# Spicy Pecans



## BrianGSDTexoma (Jul 26, 2019)

Made some of my pecans this morning.  It is my most requested recipe.  Not as spicy as you would think.  I always double.

Ingredients
5 cups Pecans
3 Large head Garlic
3 Large Habanero’s
1/4-Cup honey
1/4-cup oil
Kenny’s Seasoning

Cut heads off Garlic and Roast for 40 minutes at 400. Can just wrap in foil if do not have a garlic roaster. Let cool enough to handle. Toast peppers until start to turn black. I use my toaster oven set at 450 and put rack on top. Turn as needed. Will not take long. Wrap up for a few minutes in foil to steam. I try to take skin off but if it does not come off easy just leave on. Take most of seeds out. Be gentle. Squeeze garlic out into small container. Add peppers, honey and oil. Use a stick blender and blend until smooth. Add to pecans and stir up good.  Spread pecans on sheet pan.  I use silicon baking mats sprayed with oil. Bake at 350 for 10 minutes. Sprinkle with seasoning and stir. Sprinkle some more seasoning. Put back in oven.  Bake another 10  minutes. I may bake few more minutes.  I like a little char on them.  Remove from oven and put some more seasoning on. Need to put into a bowl right away. They will burn if you leave on sheet pan. Stir as they cool to keep from sticking too much. Enjoy


----------



## disco (Jul 26, 2019)

They look delicious! Thanks for the recipe. Big like!


----------



## tallbm (Jul 26, 2019)

Brian Trommater said:


> Made some of my pecans this morning.  It is my most requested recipe.  Not as spicy as you would think.  I always double.
> 
> Ingredients
> 5 cups Pecans
> ...



That sounds awesome!
Pecans are my favorite.  My mother and her sisters like to walk around and find pick pecans.  I bought her a couple of those rolling pecan picking tools so when they walk they can just casually get some of the pecans as they pass by without just walking all over someone's property in the neighborhood hahahhaa.  They figured out their spots and just do drive bys... well walk bys.
They also get silly and find random trees around town that are not on residential properties and will occasionally go over to them for about 10 minutes and use the rolling pecan grabbers to fill up a small pale or two.

After one season it is not uncommon for her to end up with 80-100 pounds of shelled pecans!

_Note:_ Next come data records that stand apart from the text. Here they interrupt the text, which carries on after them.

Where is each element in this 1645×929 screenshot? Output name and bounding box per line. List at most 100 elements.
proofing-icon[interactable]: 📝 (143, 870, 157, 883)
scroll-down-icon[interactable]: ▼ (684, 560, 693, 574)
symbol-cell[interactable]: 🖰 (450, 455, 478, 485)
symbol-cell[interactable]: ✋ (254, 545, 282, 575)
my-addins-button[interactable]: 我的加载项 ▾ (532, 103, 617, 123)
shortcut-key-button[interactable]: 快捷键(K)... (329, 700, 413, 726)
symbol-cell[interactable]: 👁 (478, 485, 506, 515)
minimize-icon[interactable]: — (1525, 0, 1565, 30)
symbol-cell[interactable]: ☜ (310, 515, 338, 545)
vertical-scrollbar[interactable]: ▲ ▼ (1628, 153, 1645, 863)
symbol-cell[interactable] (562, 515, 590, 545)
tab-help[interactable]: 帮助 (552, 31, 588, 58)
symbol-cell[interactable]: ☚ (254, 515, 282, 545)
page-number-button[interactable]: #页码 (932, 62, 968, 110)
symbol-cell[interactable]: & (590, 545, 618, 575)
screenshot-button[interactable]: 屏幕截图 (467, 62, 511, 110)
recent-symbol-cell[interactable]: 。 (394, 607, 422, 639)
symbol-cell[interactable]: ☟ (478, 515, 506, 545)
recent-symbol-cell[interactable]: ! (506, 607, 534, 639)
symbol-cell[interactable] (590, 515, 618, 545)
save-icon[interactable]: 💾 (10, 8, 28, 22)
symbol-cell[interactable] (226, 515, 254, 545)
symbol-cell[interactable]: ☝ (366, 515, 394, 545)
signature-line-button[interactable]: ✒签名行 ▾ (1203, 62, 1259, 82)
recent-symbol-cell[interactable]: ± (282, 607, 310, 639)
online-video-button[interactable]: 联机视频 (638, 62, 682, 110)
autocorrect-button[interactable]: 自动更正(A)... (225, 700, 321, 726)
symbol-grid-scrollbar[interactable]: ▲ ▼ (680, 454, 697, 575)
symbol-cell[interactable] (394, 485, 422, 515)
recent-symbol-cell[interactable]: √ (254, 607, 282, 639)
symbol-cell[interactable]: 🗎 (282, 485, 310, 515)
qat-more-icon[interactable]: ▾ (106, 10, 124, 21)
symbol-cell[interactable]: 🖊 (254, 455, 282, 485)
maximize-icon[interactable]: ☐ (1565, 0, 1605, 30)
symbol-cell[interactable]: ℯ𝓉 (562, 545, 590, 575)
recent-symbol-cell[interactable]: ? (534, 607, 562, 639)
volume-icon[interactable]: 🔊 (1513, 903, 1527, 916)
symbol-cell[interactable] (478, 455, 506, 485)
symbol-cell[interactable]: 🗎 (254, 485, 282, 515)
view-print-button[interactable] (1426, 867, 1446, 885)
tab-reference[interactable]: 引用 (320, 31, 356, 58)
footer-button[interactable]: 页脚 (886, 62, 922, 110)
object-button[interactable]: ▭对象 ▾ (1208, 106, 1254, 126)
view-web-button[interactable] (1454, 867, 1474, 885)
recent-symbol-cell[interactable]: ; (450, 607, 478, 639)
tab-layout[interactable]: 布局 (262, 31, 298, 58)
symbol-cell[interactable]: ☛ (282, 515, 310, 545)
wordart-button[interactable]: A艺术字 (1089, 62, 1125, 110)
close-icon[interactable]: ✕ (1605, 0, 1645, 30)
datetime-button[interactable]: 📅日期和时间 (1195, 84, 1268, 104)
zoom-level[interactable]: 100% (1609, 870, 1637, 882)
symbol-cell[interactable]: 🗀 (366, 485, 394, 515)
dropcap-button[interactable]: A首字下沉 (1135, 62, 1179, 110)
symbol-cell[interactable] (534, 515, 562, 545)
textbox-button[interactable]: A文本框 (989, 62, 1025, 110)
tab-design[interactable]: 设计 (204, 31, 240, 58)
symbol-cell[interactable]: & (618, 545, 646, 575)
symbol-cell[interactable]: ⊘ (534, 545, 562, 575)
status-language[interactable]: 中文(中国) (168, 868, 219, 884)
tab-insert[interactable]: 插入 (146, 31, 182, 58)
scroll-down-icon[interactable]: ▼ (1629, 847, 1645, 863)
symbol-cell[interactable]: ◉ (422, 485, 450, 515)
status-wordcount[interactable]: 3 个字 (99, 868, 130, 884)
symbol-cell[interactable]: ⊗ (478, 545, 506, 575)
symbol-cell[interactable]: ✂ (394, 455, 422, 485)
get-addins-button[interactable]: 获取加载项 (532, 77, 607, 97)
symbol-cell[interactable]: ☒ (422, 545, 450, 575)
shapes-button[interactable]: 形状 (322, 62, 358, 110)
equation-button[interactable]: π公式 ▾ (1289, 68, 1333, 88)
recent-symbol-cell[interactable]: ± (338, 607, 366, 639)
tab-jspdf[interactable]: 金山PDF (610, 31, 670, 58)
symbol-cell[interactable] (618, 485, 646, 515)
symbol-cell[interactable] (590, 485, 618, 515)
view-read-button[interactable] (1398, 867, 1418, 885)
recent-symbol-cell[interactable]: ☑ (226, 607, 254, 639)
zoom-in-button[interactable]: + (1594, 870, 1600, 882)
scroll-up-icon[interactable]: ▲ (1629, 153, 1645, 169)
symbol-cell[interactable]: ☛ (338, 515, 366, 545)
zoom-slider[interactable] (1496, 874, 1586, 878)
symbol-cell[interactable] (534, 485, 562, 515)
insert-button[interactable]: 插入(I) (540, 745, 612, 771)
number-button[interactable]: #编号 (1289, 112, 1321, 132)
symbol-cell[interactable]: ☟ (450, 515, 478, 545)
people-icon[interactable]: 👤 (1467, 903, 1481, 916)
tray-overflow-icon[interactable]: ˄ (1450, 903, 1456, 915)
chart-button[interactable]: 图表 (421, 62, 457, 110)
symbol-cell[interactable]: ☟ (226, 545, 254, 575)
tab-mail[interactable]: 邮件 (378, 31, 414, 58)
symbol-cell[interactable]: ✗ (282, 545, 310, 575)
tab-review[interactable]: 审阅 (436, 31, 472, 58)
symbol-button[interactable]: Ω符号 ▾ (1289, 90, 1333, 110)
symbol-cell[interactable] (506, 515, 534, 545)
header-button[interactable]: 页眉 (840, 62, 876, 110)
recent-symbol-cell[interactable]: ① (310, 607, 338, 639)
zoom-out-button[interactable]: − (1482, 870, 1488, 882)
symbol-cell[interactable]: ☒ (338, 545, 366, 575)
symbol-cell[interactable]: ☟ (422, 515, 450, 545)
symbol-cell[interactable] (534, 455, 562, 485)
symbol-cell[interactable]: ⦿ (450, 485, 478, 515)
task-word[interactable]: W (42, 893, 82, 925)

Here is the rolling pecan grabber I'm talking about:


----------



## BrianGSDTexoma (Jul 26, 2019)

Last year was bad year now trees I used at fire station where cut down for bowling ally.  These Habanero's I got this time are tame.  I knew when I cleaned.  Usually clean my sinus.  Should of stopped.  Still taste good but no heat.


----------



## drdon (Jul 27, 2019)

Nice job. Have you tried the Kenny's Texas Burn? We can get it locally but I haven't tried it. It would be nice not to have to suffer through the charring of the Habaneros.


----------